The 1,600 these students dream of scoring soon will be seen as an average score, and stealing the answers won't prepare them for the essay the SAT will soon integrate. Then again, I'm not sure the creators care that much. Teen movies typically don't have a long half-life -- classics such as "Ferris Bueller's Day Off" notwithstanding -- so maybe it doesn't matter that this film will no longer apply in a year.
The film includes ringleaders Kyle (Chris Evans) and Matty (Bryan Greenberg), insider Francesca (Scarlett Johansson, who starred opposite Bill Murray in "Lost in Translation"), salutatorian Anna (Erika Christensen), stoner Roy (Leonardo Nam) and basketball phenom Desmond (Darius Miles, who was actually the third overall pick in the 2000 NBA draft and plays for the Portland Trailblazers).
As a side note, Miles' character debates whether to go to St. Johns University, the college he deferred from to go professional in real life. He's pretty much playing himself, which explains why he seemed so natural in the role.
The justification for stealing the answers is never really nailed down. It pretty much comes down to the fact that the test is hard, a feeble excuse if I ever heard one. It seems like the moral is it's OK to steal if you're a hip, young teenager and it's from a large corporation, in which case I advise you all to sneak into the movie without paying MTV.

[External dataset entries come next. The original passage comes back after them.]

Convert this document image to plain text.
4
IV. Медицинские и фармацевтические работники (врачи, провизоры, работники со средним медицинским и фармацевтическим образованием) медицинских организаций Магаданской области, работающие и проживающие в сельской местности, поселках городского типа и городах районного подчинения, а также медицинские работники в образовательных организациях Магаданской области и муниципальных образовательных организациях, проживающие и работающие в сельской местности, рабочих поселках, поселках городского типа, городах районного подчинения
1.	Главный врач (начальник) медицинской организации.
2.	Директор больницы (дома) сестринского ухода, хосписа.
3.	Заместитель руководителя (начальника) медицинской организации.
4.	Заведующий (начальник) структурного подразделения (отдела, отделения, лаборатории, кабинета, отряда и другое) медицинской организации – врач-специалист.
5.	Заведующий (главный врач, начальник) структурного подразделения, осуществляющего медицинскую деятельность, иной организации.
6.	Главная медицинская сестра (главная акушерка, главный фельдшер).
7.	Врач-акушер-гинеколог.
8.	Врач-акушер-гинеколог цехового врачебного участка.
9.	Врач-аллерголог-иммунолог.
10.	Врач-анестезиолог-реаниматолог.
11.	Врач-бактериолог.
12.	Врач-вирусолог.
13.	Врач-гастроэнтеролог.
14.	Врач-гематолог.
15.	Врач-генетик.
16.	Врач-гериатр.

The film is standard teen fare. Your suspicions about where the characters will end up by the end of the film are probably correct. Jokes are usually of the "he said what we were all thinking" variety, typically coming out of the mouth of Roy, who actually sells them quite well. And for an MTV film, there's very little MTV-style editing, aside from freeze-frame bios. The only clever camera trick used is inserting Roy into the hypothetical heist plans so he can point out faults.
Perhaps the biggest problem with the movie is that it seemed to pick students who have the least need for a perfect SAT score. Two are Ivy League bound, one's a computer genius, one already has a high SAT score, and one's a professional-caliber athlete. For a movie that seems content to capitalize on the typical, shared teen experience of taking the SAT, the filmmakers seemed to pick a group of atypical kids.
"The Perfect Score" is not a horrible movie. It's simply unremarkable.